Another economic condition that controls Mrs. Mooney's inclinations is her position as a
"determined woman" (71). Mrs. Mooney has ideas that she wishes to implement and will
eliminate every obstacle that averts her purpose. In order to get Polly "off of her
hands", she has to be manipulative in her society (76). Because society strongly
disagrees with women being butchers, or having any means to a decent income for the
matter, Mrs. Mooney is forced to take her money and upper hand position and invest in her
own business. Joyce's juxtaposition of Mr. Mooney, the "shabby stooped little drunkard",
to Mrs. Mooney, "the imposing, Madam", further elucidates Mrs. Mooney's determination to
provide Polly with a husband and desire to order her world. Echoing the Marxist creed,
the ideology of Mrs. Mooney's time is simply "the will of class made into a law for all, a
will whose essential character and direction are determined by the economic conditions of
existence of one's class" (Beer 27). Women are not allowed to have good positions with
high incomes. Their ultimate desire to acquire a husband along with their will to please
him reflects their inferior economic position. Furthermore, "their conditions of
existence are predestined, and hence have their position in life and their personal
development assigned to them by their class, become subsumed under it" (Ideology 179).

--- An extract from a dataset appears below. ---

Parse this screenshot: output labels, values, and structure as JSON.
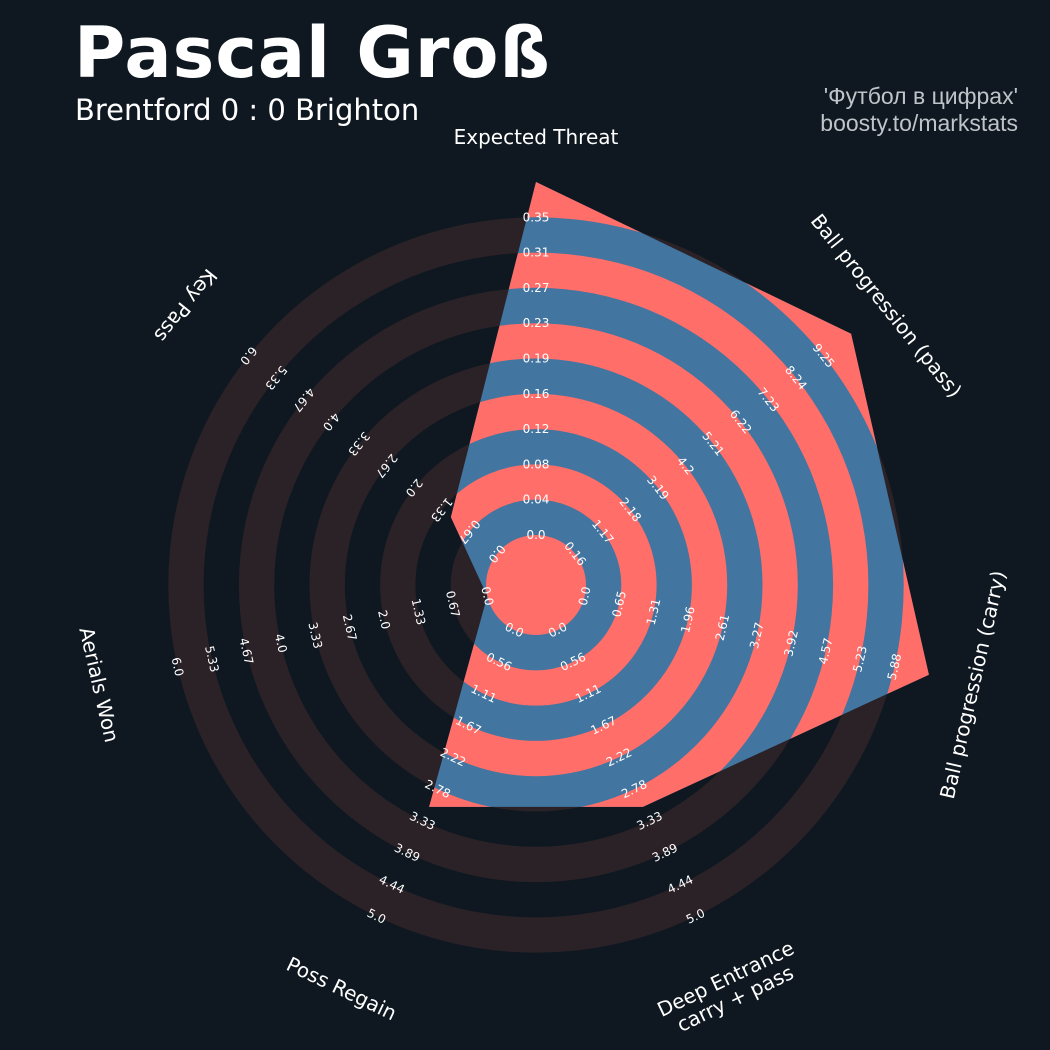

Polly is predestined to seek a husband because she's a woman and fits into the inferior
economic role.

Mrs. Mooney's role as a butcher's daughter causally effects the way she handles the quest
for Polly's mate. Being such a daugther, she has grown accustomed to preventing emotions
from interfering with her duties, and has acquired a strong, business-like attitude to all
subjective affairs. This is revealed likening marriage to a "business", negating love as
being an influential factor (Joyce 72). Neither subtle nor understanding, "she dealt with
moral problems as a clever deals with meat" (74). When Polly gets pregnant, Mrs. Mooney
fails to consider Mr. Doran's pains and jumps to the conclusion that Doran is at fault and
the two must be married at once. "Evident by the decisive expression of her great flourid
face", Mrs. Mooney is fully aware that Mr. Doran is stewing about, anxious to converse
with her on the reparation issue. Instead of taking pity on his dilemma, Mrs. Mooney
tosses all emotions aside and rigorously continues on her mission. Mrs. Mooney in turn
lives by her false consciousness by not recognizing Mr. Doran's feelings and assuming that
her actions were the only genuine ones to take.